Hacker News new | ask | show | jobs
by tjsnyder 5601 days ago
This is absolutely correct. The worst case in any binary search is exactly floor(lg n + 1) where the element doesn't exist. There is no reason to optimize any further than this.
1 comments

To be clear, interpolation search can cut down the runtime by another log factor (`O(log log n)` instead of `O(log n)`) but it's just not worth the effort, especially in this case, precisely because the lines aren't uniformly distributed.
Well clearly they're more likely to hire someone who does go to the effort!

> To be clear, interpolation search can cut down the runtime by another log factor (`O(log log n)` instead of `O(log n)`) but it's just not worth the effort, especially in this case, precisely because the lines aren't uniformly distributed.

It doesn't matter what the distribution is as long as you can learn it. Uniform helps when you are cutting down the search space in regular chunks, sure. The Reddit data wont be uniform - so don't cut the search space uniformly.

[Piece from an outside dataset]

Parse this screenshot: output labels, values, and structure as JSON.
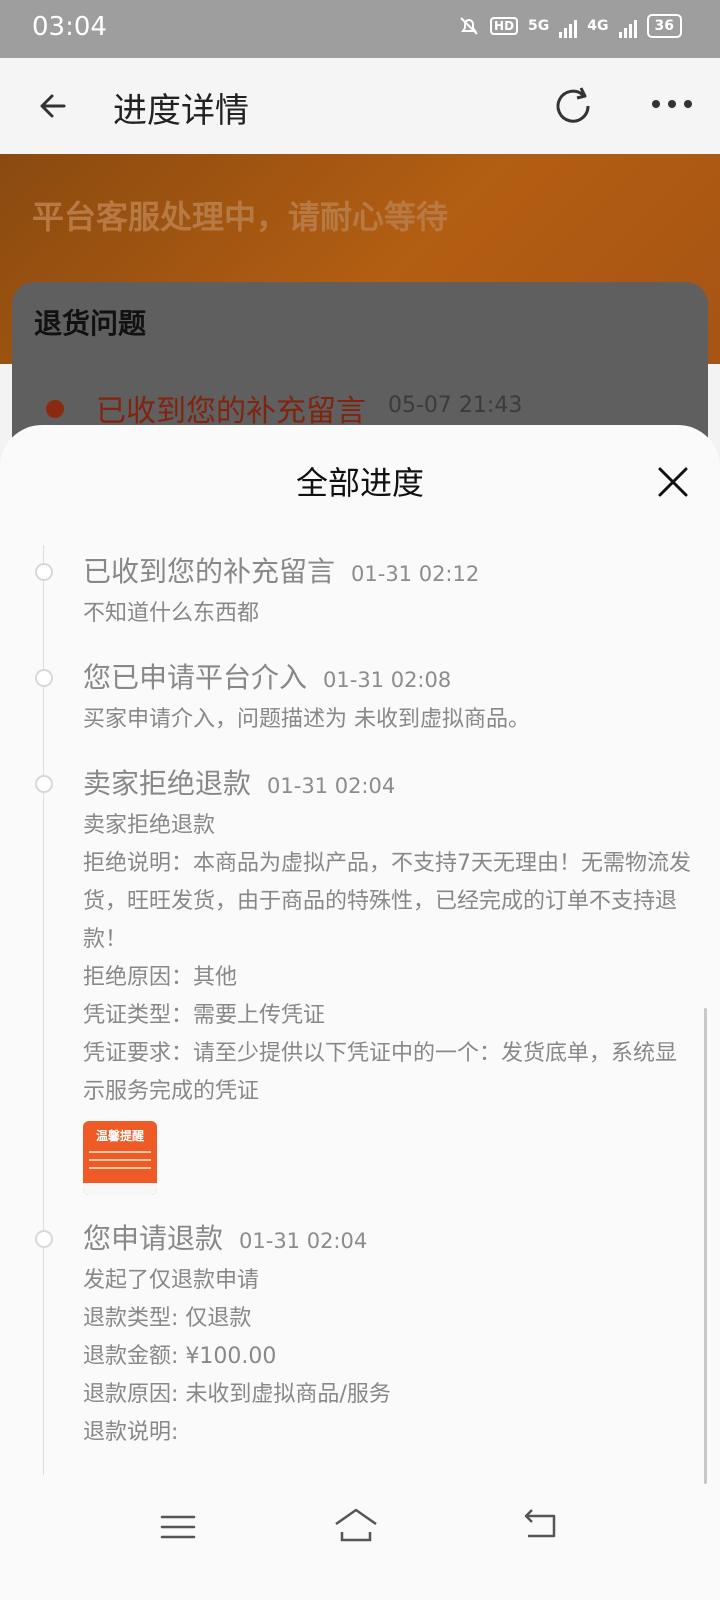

As I said, something faster could be conceived if one studies the average number of visitors over a 24 hour period (I don't know where this data could be gathered from).

If you can make your first seek very accurate, then it may be the case that simple linear search from there will get you there faster than Binary Search.

You can still report average and worst-case complexities under the assumption you have taken about how the log data is distributed.

Sorry to keep going on about this, but I just wanted to make my point clear! Good discussion.